See Configuration quick reference for the entire dizzying array of configurable options.

Option data types

The same option may be specified multiple times and be one of several data types. For example, the AWS region may be specified in mrjob.conf, in the arguments to EMRJobRunner, and on the command line. These are the rules used to determine what value to use at runtime.

Values specified “later” refer to an option being specified at a higher priority. For example, a value in mrjob.conf is specified “earlier” than a value passed on the command line.
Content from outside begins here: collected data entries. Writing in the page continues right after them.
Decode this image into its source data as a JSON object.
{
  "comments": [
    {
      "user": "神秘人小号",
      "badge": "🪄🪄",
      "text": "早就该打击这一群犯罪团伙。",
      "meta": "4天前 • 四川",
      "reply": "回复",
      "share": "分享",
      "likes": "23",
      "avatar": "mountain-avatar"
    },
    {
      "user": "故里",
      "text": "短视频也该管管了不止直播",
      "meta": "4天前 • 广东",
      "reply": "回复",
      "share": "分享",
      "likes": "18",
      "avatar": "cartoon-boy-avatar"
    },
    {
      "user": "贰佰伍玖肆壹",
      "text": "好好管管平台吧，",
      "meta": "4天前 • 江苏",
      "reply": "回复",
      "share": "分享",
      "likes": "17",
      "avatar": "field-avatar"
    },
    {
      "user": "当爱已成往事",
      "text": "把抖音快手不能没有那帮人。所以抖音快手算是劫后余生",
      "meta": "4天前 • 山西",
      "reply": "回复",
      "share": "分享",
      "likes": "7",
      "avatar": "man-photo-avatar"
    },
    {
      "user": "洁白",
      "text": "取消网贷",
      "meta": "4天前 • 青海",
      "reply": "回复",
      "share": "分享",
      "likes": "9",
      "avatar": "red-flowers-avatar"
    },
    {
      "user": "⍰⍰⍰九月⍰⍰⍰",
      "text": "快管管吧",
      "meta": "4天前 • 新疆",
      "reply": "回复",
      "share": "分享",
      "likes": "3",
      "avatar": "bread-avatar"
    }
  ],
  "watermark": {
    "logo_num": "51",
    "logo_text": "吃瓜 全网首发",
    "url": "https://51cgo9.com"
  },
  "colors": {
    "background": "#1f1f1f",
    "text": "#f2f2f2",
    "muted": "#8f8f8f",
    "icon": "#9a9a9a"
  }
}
When there are multiple values, they are “combined with” a combiner function. The combiner function for each data type is listed in its description.

Simple data types

When these are specified more than once, the last non-None value is used.

String
Simple, unchanged string. Combined with combine_values().
Command
String containing all ASCII characters to be parsed with shlex.split(), or list of command + arguments. Combined with combine_cmds().
Path
Local path with ~ and environment variables (e.g. $TMPDIR) resolved. Combined with combine_paths().

List data types

The values of these options are specified as lists. When specified more than once, the lists are concatenated together.

String list
List of strings. Combined with combine_lists().
Path list
List of paths. Combined with combine_path_lists().

Dict data types

The values of these options are specified as dictionaries. When specified more than once, each has custom behavior described below.

Plain dict
Values specified later override values specified earlier.
Environment variable dict

Values specified later override values specified earlier, except for those with keys ending in ``PATH``, in which values are concatenated and separated by a colon (:) rather than overwritten. The later value comes first.

For example, this config:

runners: {emr: {cmdenv: {PATH: "/usr/bin"}}}

when run with this command:

python my_job.py --cmdenv PATH=/usr/local/bin

will result in the following value of cmdenv:

/usr/local/bin:/usr/bin

The one exception to this behavior is in the local runner, which uses the local system separator (on Windows ;, on everything else still :) instead of always using :.

Using multiple config files

If you have several standard configurations, you may want to have several config files “inherit” from a base config file. For example, you may have one set of AWS credentials, but two code bases and default instance sizes. To accomplish this, use the include option:

~/mrjob.very-large.conf:

include: ~/.mrjob.base.conf
runners:
    emr:
        num_ec2_core_instances: 20
        ec2_core_instance_type: m1.xlarge

~/mrjob.very-small.conf:

include: $HOME/.mrjob.base.conf
runners:
    emr:
        num_ec2_core_instances: 2
        ec2_core_instance_type: m1.small

~/.mrjob.base.conf:

runners:
    emr:
        aws_access_key_id: HADOOPHADOOPBOBADOOP
        aws_region: us-west-1
        aws_secret_access_key: MEMIMOMADOOPBANANAFANAFOFADOOPHADOOP

Options that are lists, commands, dictionaries, etc. combine the same way they do between the config files and the command line (with combiner functions).

You can use $ENVIRONMENT_VARIABLES and ~/file_in_your_home_dir inside include.

You can inherit from multiple config files by passing include a list instead of a string. Files on the right will have precedence over files on the left. To continue the above examples, this config:

~/.mrjob.everything.conf

include:
- ~/.mrjob.very-small.conf
- ~/.mrjob.very-large.conf

will be equivalent to this one:

~/.mrjob.everything-2.conf

runners:
    emr:
        aws_access_key_id: HADOOPHADOOPBOBADOOP
        aws_region: us-west-1
        aws_secret_access_key: MEMIMOMADOOPBANANAFANAFOFADOOPHADOOP
        num_ec2_core_instances: 20
        ec2_core_instace_type: m1.xlarge

In this case, ~/.mrjob.very-large.conf has taken precedence over ~/.mrjob.very-small.conf.